Bisnis.com, JAKARTA — Microsoft memutus akses Kementerian Pertahanan Israel ke sejumlah layanan teknologi dan cloud setelah investigasi internal menemukan dugaan penyalahgunaan untuk menyimpan data hasil penyadapan panggilan warga Palestina.
Dalam pernyataannya pada Kamis (25/9/2025) perusahaan teknologi asal AS itu mengumumkan telah menghentikan dan menonaktifkan beberapa langganan layanan, termasuk penyimpanan cloud Azure dan layanan kecerdasan buatan (AI).
“Kami tidak menyediakan teknologi untuk memfasilitasi pengawasan massal terhadap warga sipil,” tulis Wakil Ketua sekaligus Presiden Microsoft, Brad Smith dikutip dari laman TechCrunch pada Jumat (26/9/2025).
Dia menegaskan prinsip tersebut telah menjadi kebijakan perusahaan selama lebih dari dua dekade di berbagai negara. Keputusan ini menyusul investigasi yang dimulai pada Agustus lalu, setelah The Guardian melaporkan Unit 8200 yang merupakan satuan intelijen militer elite Israel memanfaatkan layanan Azure untuk menyimpan data hasil penyadapan komunikasi warga Palestina di Gaza dan Tepi Barat.
Smith juga mengapresiasi laporan awal The Guardian, karena tanpa laporan tersebut Microsoft tidak akan mengetahui adanya dugaan pelanggaran, mengingat perusahaan tidak memiliki akses ke konten pelanggan demi menjaga privasi.
“Sebagai karyawan, kami semua punya kepentingan bersama dalam melindungi privasi. Itu penting untuk memastikan pelanggan dapat mempercayai layanan kami,” tulis Smith.
Meski sudah mengambil langkah penghentian layanan, Microsoft menyatakan peninjauan internal masih berlangsung. Langkah Microsoft ini terjadi di tengah meningkatnya tekanan dari karyawan dan publik atas hubungan perusahaan dengan Israel.

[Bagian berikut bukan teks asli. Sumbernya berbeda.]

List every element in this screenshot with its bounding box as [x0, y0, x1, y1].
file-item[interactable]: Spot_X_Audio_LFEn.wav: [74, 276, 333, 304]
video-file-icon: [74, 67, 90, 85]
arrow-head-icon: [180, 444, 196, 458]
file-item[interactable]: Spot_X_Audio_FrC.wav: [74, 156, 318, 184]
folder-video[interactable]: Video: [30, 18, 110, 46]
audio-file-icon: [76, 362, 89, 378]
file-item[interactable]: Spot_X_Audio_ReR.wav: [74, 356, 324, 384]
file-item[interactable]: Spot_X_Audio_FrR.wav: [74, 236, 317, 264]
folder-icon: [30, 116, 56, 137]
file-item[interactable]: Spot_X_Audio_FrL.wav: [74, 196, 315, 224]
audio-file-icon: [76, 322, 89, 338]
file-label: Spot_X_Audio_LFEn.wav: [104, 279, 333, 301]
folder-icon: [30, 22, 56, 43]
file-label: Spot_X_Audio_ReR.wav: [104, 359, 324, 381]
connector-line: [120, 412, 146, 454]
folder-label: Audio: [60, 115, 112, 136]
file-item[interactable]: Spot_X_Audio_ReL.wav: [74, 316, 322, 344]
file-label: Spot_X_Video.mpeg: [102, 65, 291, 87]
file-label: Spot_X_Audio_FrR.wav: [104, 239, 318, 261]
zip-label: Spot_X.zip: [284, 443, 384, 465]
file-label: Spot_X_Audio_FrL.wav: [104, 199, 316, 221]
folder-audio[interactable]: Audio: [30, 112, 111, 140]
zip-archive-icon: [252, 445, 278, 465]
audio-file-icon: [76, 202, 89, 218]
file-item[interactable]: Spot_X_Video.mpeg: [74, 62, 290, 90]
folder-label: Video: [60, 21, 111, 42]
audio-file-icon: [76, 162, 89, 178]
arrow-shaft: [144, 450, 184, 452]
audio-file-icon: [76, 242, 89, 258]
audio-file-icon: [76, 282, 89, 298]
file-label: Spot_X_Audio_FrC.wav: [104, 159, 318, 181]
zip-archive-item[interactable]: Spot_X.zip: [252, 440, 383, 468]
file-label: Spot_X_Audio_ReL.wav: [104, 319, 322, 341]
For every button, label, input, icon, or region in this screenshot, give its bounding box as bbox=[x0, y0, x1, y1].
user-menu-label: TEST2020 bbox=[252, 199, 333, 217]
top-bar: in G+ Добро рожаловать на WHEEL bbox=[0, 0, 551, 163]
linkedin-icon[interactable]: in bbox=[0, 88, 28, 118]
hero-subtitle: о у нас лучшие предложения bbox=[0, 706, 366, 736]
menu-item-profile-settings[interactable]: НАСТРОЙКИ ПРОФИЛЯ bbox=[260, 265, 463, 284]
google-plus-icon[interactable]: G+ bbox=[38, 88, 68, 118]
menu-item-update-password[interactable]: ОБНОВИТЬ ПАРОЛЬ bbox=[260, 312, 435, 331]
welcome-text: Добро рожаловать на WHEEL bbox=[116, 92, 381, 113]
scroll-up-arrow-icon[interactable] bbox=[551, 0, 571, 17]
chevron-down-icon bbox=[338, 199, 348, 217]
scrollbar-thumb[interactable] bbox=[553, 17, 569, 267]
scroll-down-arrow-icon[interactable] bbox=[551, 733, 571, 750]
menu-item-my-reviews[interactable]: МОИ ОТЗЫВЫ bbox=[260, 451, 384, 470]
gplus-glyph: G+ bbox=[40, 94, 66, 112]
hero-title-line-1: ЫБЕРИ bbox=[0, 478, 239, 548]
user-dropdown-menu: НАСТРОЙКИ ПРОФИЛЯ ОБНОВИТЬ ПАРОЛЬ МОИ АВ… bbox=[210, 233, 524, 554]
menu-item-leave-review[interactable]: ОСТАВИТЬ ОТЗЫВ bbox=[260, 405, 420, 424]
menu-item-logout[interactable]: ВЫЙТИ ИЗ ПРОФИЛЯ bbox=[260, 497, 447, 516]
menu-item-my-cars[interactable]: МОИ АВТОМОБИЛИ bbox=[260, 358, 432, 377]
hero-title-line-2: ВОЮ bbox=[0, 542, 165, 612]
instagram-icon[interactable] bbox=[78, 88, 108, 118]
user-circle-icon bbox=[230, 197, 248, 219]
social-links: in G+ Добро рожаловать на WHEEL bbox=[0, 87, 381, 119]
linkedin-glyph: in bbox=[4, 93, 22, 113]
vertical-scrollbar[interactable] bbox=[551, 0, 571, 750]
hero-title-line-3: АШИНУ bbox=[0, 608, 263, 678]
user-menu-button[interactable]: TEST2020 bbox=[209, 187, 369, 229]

Pada April lalu, aksi protes menandai perayaan ulang tahun ke-50 Microsoft, sementara pada Agustus sejumlah pegawai menggelar aksi duduk di kantor Smith hingga menyebabkan gedung terkunci. Beberapa karyawan juga dilaporkan dipecat akibat aktivisme mereka yang menentang kontrak perusahaan dengan Israel.